Saipan in the Marianas has problems of its own and is working on the idea of special economic zones. In doing that it is getting China to help. In a newspaper article on the subject comes a summary of the situation and a quick history of China’s zones:
Between 1980 and 1984, China established special economic zones (SEZs) in Shantou, Shenzhen, and Zhuhai in Guangdong Province and Xiamen in Fujian Province and designated the province of Hainan a special economic zone. Early Chinese business concerns in the CNMI are traceable to these zones.
In 1984, China opened 14 coastal cities to overseas investment in Dalian, Qinhuangdao, Tianjin, Yantai, Qingdao, Lianyungang, Nantong, Shanghai, Ningbo, Wenzhou, Fuzhou, Guangzhou, Zhanjiang, and Beihai.
In 1985, it established more economic zones in the Liaodong Peninsula, Hebei Province (which surrounds Beijing and Tianjin), Shandong Peninsula, Yangtze River Delta, Xiamen-Zhangzhou-Quanzhou Triangle in southern Fujian Province, Pearl River Delta, and Guangxi.
In 1990 the State Council opened the Pudong New Zone in Shanghai to overseas investment.

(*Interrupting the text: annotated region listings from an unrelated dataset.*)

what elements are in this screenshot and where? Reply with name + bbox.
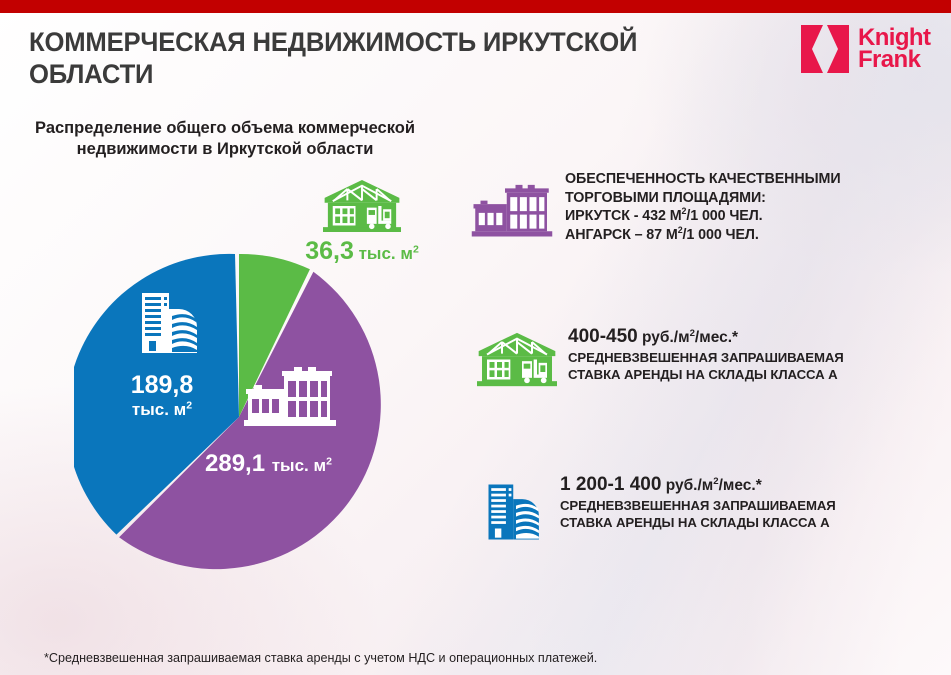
warehouse-icon (477, 331, 557, 388)
fact-headline-office: 1 200-1 400 руб./м2/мес.* (560, 473, 836, 497)
fact-line-4: АНГАРСК – 87 М2/1 000 ЧЕЛ. (565, 226, 841, 245)
fact-sub-office-1: СРЕДНЕВЗВЕШЕННАЯ ЗАПРАШИВАЕМАЯ (560, 497, 836, 514)
retail-building-icon (470, 184, 554, 240)
fact-warehouse-rate: 400-450 руб./м2/мес.* СРЕДНЕВЗВЕШЕННАЯ З… (477, 323, 844, 393)
page-title: КОММЕРЧЕСКАЯ НЕДВИЖИМОСТЬ ИРКУТСКОЙ ОБЛА… (29, 26, 694, 90)
fact-body-office: 1 200-1 400 руб./м2/мес.* СРЕДНЕВЗВЕШЕНН… (560, 471, 836, 531)
fact-icon-office (483, 477, 549, 552)
office-building-icon (136, 287, 208, 359)
footnote: *Средневзвешенная запрашиваемая ставка а… (44, 650, 597, 666)
office-building-icon (483, 477, 549, 547)
pie-label-office: 189,8 тыс. м2 (102, 372, 222, 420)
fact-office-rate: 1 200-1 400 руб./м2/мес.* СРЕДНЕВЗВЕШЕНН… (483, 471, 836, 552)
retail-building-icon (242, 367, 338, 429)
fact-sub-warehouse-1: СРЕДНЕВЗВЕШЕННАЯ ЗАПРАШИВАЕМАЯ (568, 349, 844, 366)
fact-sub-warehouse-2: СТАВКА АРЕНДЫ НА СКЛАДЫ КЛАССА А (568, 366, 844, 383)
infographic-page: КОММЕРЧЕСКАЯ НЕДВИЖИМОСТЬ ИРКУТСКОЙ ОБЛА… (0, 0, 951, 675)
fact-retail-provision: ОБЕСПЕЧЕННОСТЬ КАЧЕСТВЕННЫМИ ТОРГОВЫМИ П… (470, 168, 841, 245)
pie-label-retail-value: 289,1 (205, 450, 265, 477)
fact-icon-retail (470, 184, 554, 245)
fact-line-1: ОБЕСПЕЧЕННОСТЬ КАЧЕСТВЕННЫМИ (565, 170, 841, 189)
knight-frank-logo: Knight Frank (799, 20, 931, 78)
warehouse-icon (323, 178, 401, 234)
fact-body-warehouse: 400-450 руб./м2/мес.* СРЕДНЕВЗВЕШЕННАЯ З… (568, 323, 844, 383)
pie-label-office-unit: тыс. м2 (102, 400, 222, 420)
chart-title: Распределение общего объема коммерческой… (30, 118, 420, 160)
pie-label-retail: 289,1 тыс. м2 (205, 450, 395, 480)
pie-label-retail-unit: тыс. м2 (272, 456, 332, 475)
fact-line-3: ИРКУТСК - 432 М2/1 000 ЧЕЛ. (565, 207, 841, 226)
warehouse-callout-value: 36,3 тыс. м2 (272, 237, 452, 268)
fact-icon-warehouse (477, 331, 557, 393)
warehouse-callout: 36,3 тыс. м2 (272, 178, 452, 268)
top-red-bar (0, 0, 951, 13)
knight-frank-diamond-mark (799, 23, 851, 75)
fact-line-2: ТОРГОВЫМИ ПЛОЩАДЯМИ: (565, 189, 841, 208)
logo-line-2: Frank (858, 49, 930, 71)
fact-body-retail: ОБЕСПЕЧЕННОСТЬ КАЧЕСТВЕННЫМИ ТОРГОВЫМИ П… (565, 168, 841, 244)
fact-sub-office-2: СТАВКА АРЕНДЫ НА СКЛАДЫ КЛАССА А (560, 514, 836, 531)
fact-headline-warehouse: 400-450 руб./м2/мес.* (568, 325, 844, 349)
pie-label-office-value: 189,8 (131, 371, 194, 399)
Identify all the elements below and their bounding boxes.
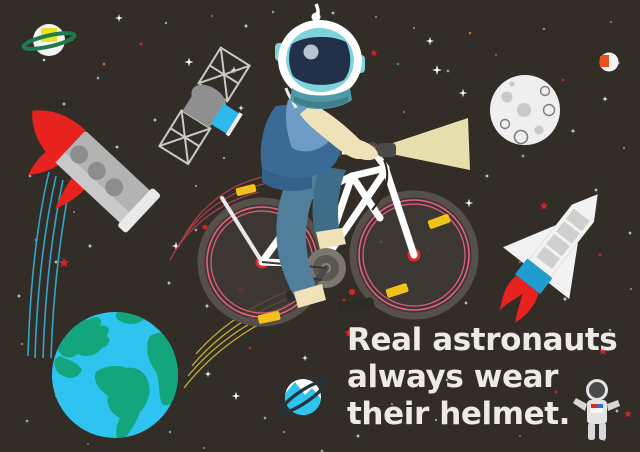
astronaut-cyclist xyxy=(0,0,640,452)
rear-reflector-top xyxy=(235,184,256,197)
visor xyxy=(289,37,350,85)
grip-right xyxy=(378,143,396,157)
helmet xyxy=(273,4,367,109)
visor-highlight xyxy=(304,45,319,60)
pedal-rear xyxy=(337,297,374,314)
poster-canvas: Real astronauts always wear their helmet… xyxy=(0,0,640,452)
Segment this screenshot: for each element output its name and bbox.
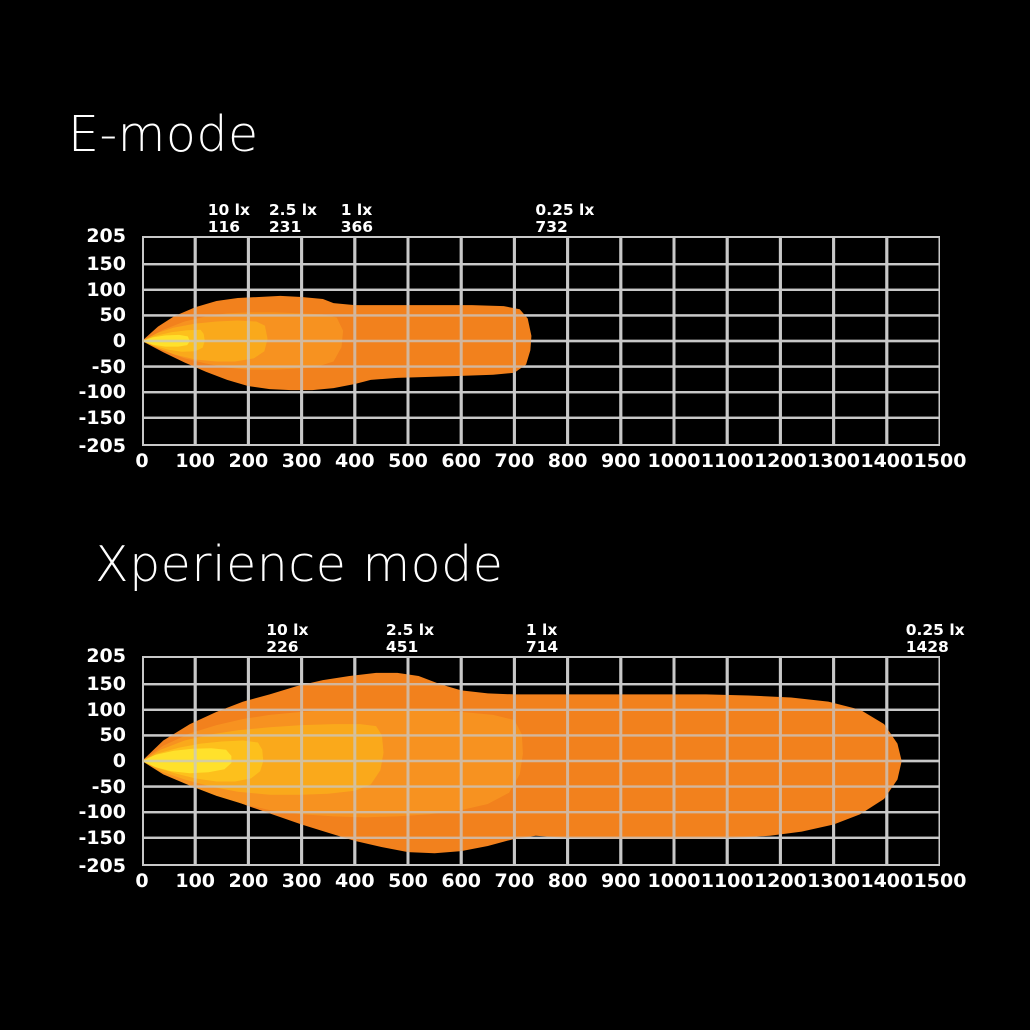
x-axis-tick-label: 1100: [701, 450, 754, 472]
y-axis-tick-label: 100: [86, 279, 126, 301]
y-axis-tick-label: 150: [86, 673, 126, 695]
y-axis-tick-label: 50: [100, 304, 126, 326]
y-axis-tick-label: -205: [78, 855, 126, 877]
x-axis-tick-label: 1200: [754, 450, 807, 472]
isolux-marker: 0.25 lx732: [535, 202, 594, 236]
isolux-markers-e-mode: 10 lx1162.5 lx2311 lx3660.25 lx732: [142, 192, 940, 236]
chart-title-xperience-mode: Xperience mode: [95, 540, 503, 589]
x-axis-tick-label: 1100: [701, 870, 754, 892]
x-axis-tick-label: 1500: [914, 450, 967, 472]
chart-xperience-mode: Xperience mode 10 lx2262.5 lx4511 lx7140…: [0, 540, 1030, 900]
isolux-distance: 732: [535, 219, 594, 236]
beam-pattern-page: E-mode 10 lx1162.5 lx2311 lx3660.25 lx73…: [0, 0, 1030, 1030]
chart-e-mode: E-mode 10 lx1162.5 lx2311 lx3660.25 lx73…: [0, 110, 1030, 470]
isolux-marker: 2.5 lx451: [386, 622, 434, 656]
isolux-marker: 2.5 lx231: [269, 202, 317, 236]
isolux-distance: 226: [266, 639, 308, 656]
isolux-distance: 714: [526, 639, 558, 656]
isolux-level: 10 lx: [266, 622, 308, 639]
x-axis-e-mode: 0100200300400500600700800900100011001200…: [142, 450, 940, 480]
x-axis-tick-label: 500: [388, 870, 428, 892]
x-axis-tick-label: 1000: [648, 870, 701, 892]
y-axis-tick-label: -100: [78, 381, 126, 403]
isolux-marker: 10 lx226: [266, 622, 308, 656]
isolux-level: 1 lx: [526, 622, 558, 639]
y-axis-tick-label: 0: [113, 330, 126, 352]
x-axis-tick-label: 100: [175, 450, 215, 472]
isolux-distance: 231: [269, 219, 317, 236]
y-axis-tick-label: -150: [78, 407, 126, 429]
x-axis-tick-label: 100: [175, 870, 215, 892]
x-axis-tick-label: 800: [548, 450, 588, 472]
x-axis-tick-label: 300: [282, 450, 322, 472]
y-axis-tick-label: 205: [86, 225, 126, 247]
grid-lines-overlay: [142, 236, 940, 446]
x-axis-tick-label: 1300: [807, 450, 860, 472]
isolux-marker: 1 lx714: [526, 622, 558, 656]
x-axis-tick-label: 900: [601, 870, 641, 892]
isolux-distance: 1428: [906, 639, 965, 656]
isolux-distance: 116: [208, 219, 250, 236]
y-axis-e-mode: 205150100500-50-100-150-205: [0, 236, 134, 446]
x-axis-tick-label: 300: [282, 870, 322, 892]
x-axis-tick-label: 1300: [807, 870, 860, 892]
isolux-marker: 1 lx366: [341, 202, 373, 236]
x-axis-tick-label: 200: [229, 870, 269, 892]
isolux-level: 2.5 lx: [386, 622, 434, 639]
beam-svg-e-mode: [142, 236, 940, 446]
x-axis-tick-label: 700: [495, 450, 535, 472]
y-axis-tick-label: -100: [78, 801, 126, 823]
y-axis-xperience-mode: 205150100500-50-100-150-205: [0, 656, 134, 866]
x-axis-tick-label: 700: [495, 870, 535, 892]
x-axis-tick-label: 1400: [860, 450, 913, 472]
plot-area-e-mode: [142, 236, 940, 446]
y-axis-tick-label: -50: [92, 356, 126, 378]
x-axis-tick-label: 0: [135, 450, 148, 472]
y-axis-tick-label: -150: [78, 827, 126, 849]
x-axis-tick-label: 1000: [648, 450, 701, 472]
isolux-distance: 451: [386, 639, 434, 656]
isolux-level: 10 lx: [208, 202, 250, 219]
x-axis-tick-label: 0: [135, 870, 148, 892]
x-axis-tick-label: 1500: [914, 870, 967, 892]
chart-title-e-mode: E-mode: [68, 110, 259, 159]
plot-area-xperience-mode: [142, 656, 940, 866]
x-axis-tick-label: 800: [548, 870, 588, 892]
x-axis-tick-label: 900: [601, 450, 641, 472]
x-axis-tick-label: 200: [229, 450, 269, 472]
isolux-distance: 366: [341, 219, 373, 236]
y-axis-tick-label: 205: [86, 645, 126, 667]
x-axis-tick-label: 400: [335, 450, 375, 472]
isolux-level: 0.25 lx: [906, 622, 965, 639]
beam-svg-xperience-mode: [142, 656, 940, 866]
isolux-level: 2.5 lx: [269, 202, 317, 219]
y-axis-tick-label: 150: [86, 253, 126, 275]
y-axis-tick-label: 50: [100, 724, 126, 746]
y-axis-tick-label: 100: [86, 699, 126, 721]
isolux-marker: 10 lx116: [208, 202, 250, 236]
y-axis-tick-label: -50: [92, 776, 126, 798]
x-axis-tick-label: 600: [441, 450, 481, 472]
y-axis-tick-label: -205: [78, 435, 126, 457]
x-axis-xperience-mode: 0100200300400500600700800900100011001200…: [142, 870, 940, 900]
y-axis-tick-label: 0: [113, 750, 126, 772]
isolux-marker: 0.25 lx1428: [906, 622, 965, 656]
x-axis-tick-label: 500: [388, 450, 428, 472]
x-axis-tick-label: 400: [335, 870, 375, 892]
isolux-level: 0.25 lx: [535, 202, 594, 219]
isolux-level: 1 lx: [341, 202, 373, 219]
x-axis-tick-label: 1400: [860, 870, 913, 892]
isolux-markers-xperience-mode: 10 lx2262.5 lx4511 lx7140.25 lx1428: [142, 612, 940, 656]
x-axis-tick-label: 600: [441, 870, 481, 892]
x-axis-tick-label: 1200: [754, 870, 807, 892]
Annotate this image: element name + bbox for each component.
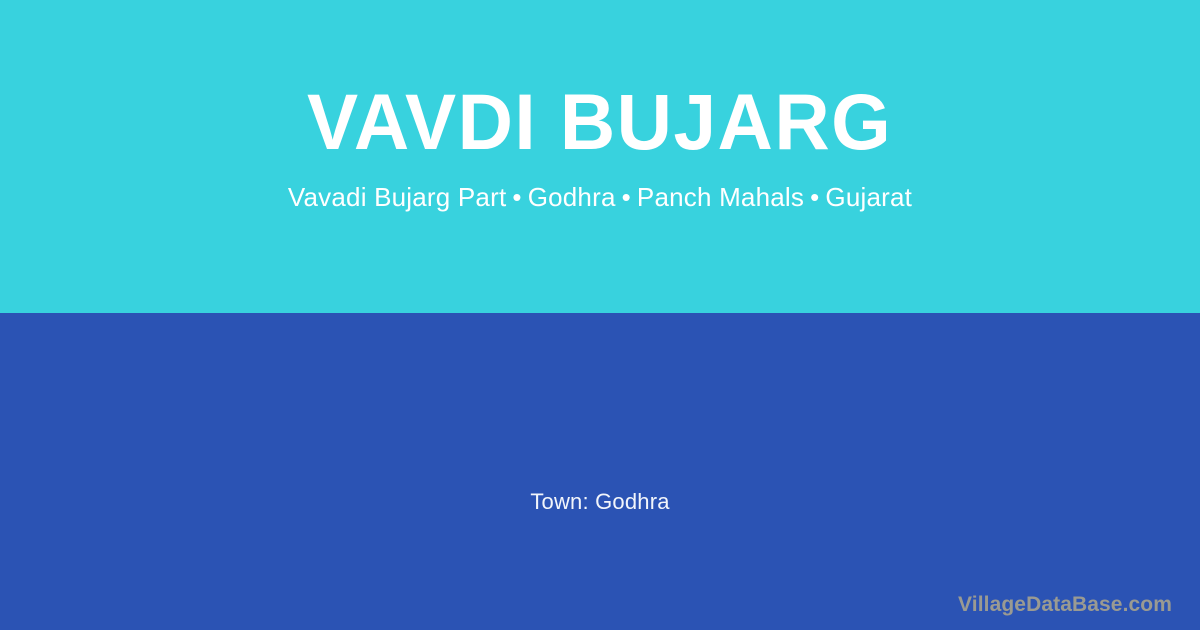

* Primary reliance on foreign capital on construction
* Formation of local-foreign joint ventures and partnerships first but allowing wholly foreign-owned enterprises
* Export-oriented products
* Resource utilization, production and distribution activities are driven by market forces
It goes on from there to explain how China has now opened what is effectively a zone in the Commonwealth of the Northern Mariana Islands.